Dentre as inconsequentes hipérboles sobre as quais se constituem meu ser e todo o amontoado de sentimentos que nele se desfiguram, esta é a mais incompreensível. De incompreensão me sobram inúmeras arestas não podadas, mas esta é justamente a mais aguda. Tudo o que venho sentindo sem aparente razão me confirma o fato que me é de obviedade estúpida - eu desaprendi a viver sem a sua presença. Odeio a estabilidade dos cobertores ao não cair no meio da noite pelos lados da cama e não me preocupo com o gradiente lindo do céu se não refletido em seus olhos.
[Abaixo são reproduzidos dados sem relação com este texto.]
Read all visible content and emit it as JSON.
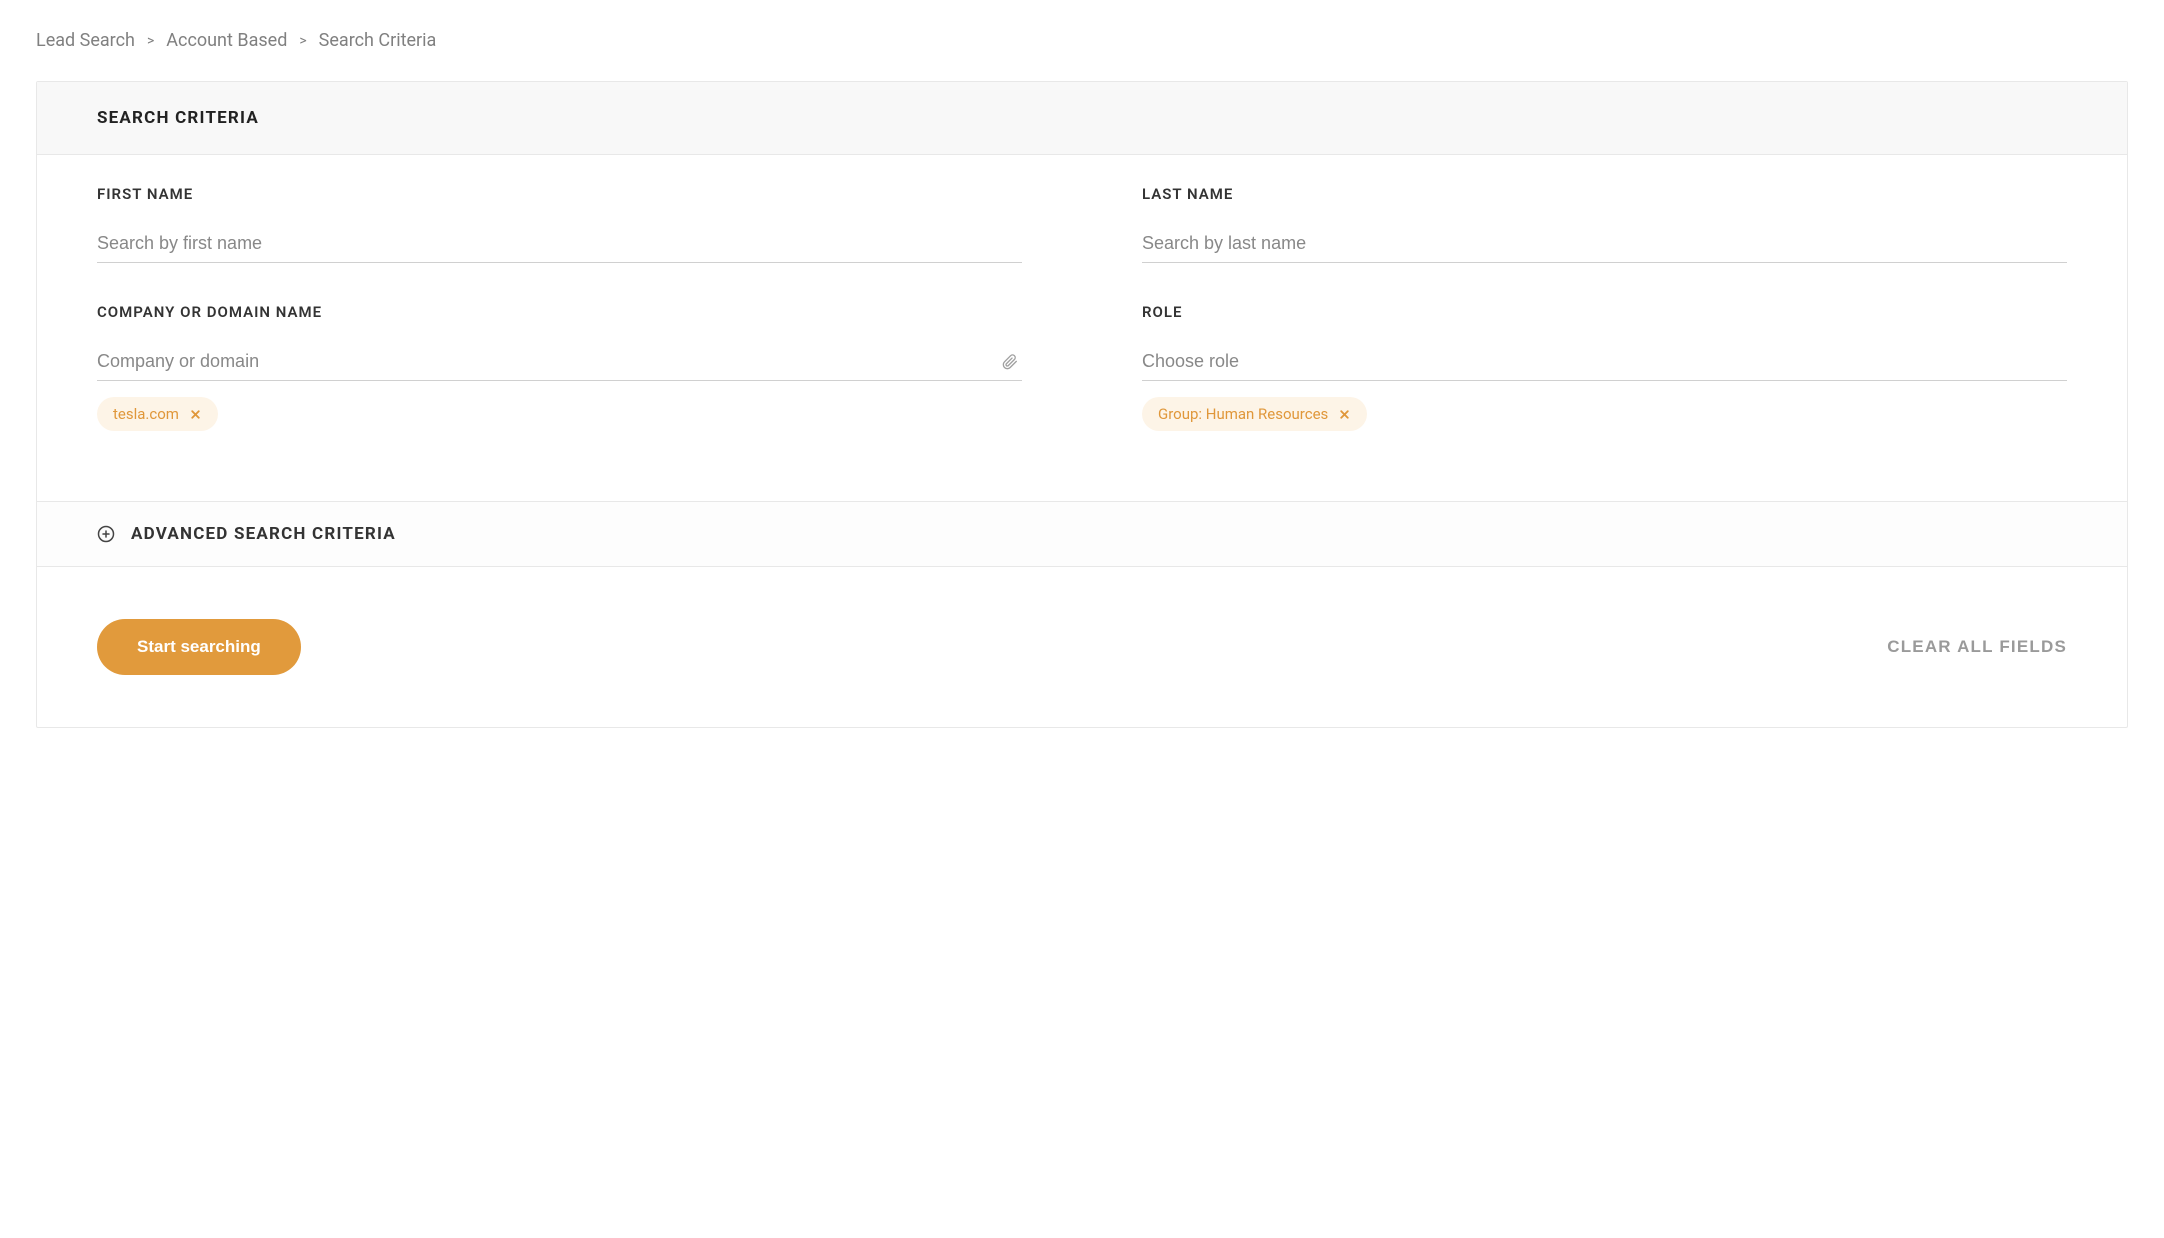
{
  "breadcrumb": {
    "items": [
      "Lead Search",
      "Account Based",
      "Search Criteria"
    ],
    "separator": ">"
  },
  "card": {
    "title": "SEARCH CRITERIA"
  },
  "fields": {
    "first_name": {
      "label": "FIRST NAME",
      "placeholder": "Search by first name",
      "value": ""
    },
    "last_name": {
      "label": "LAST NAME",
      "placeholder": "Search by last name",
      "value": ""
    },
    "company": {
      "label": "COMPANY OR DOMAIN NAME",
      "placeholder": "Company or domain",
      "value": "",
      "chips": [
        "tesla.com"
      ]
    },
    "role": {
      "label": "ROLE",
      "placeholder": "Choose role",
      "value": "",
      "chips": [
        "Group: Human Resources"
      ]
    }
  },
  "advanced": {
    "label": "ADVANCED SEARCH CRITERIA"
  },
  "footer": {
    "submit_label": "Start searching",
    "clear_label": "CLEAR ALL FIELDS"
  }
}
Eu sinto o cheiro do seu gosto no vento frio que me gela a alma ao longo da Almirante Barroso e me falta matéria entre os dedos, sua mão, seu corpo pra eu apertar. Minha previsibilidade me cansa, mas hoje eu não consegui estar presente no meu próprio dia, não estive na sala de estar. Enquanto embrulha meu estômago, tenta expelir essas entranhas que eu desconheço. São minhas? É por mim mesma todo esse esforço aqui dentro pro meu sangue continuar correndo? Você está no lugar errado, de qualquer maneira - hoje eu nem sequer estou, o pouco que eu sou neste momento me poupo, e pra mim, pra seguir em frente até a hora de voltar a viver de verdade.

6 comentários:

Anônimo disse...

Oh, é o seu texto mais complexo que eu me lembro de já ter lido.

Má Straci disse...

isso é muito lindo, e isso só pode ser amor.

Li disse...

tudo isso é muito você, é lindo e só amor.

toshi disse...

Tive que ler 3 vezes para entender tudo e quando entendi, cara, arrepiou.

Mariana disse...

ai que liindo, deu uma saudade de ver todo esse amor assim personificado.

você ainda tem o mesmo cheiro? ♥

mariana! disse...

isso é muito mas muito mas muito lindo!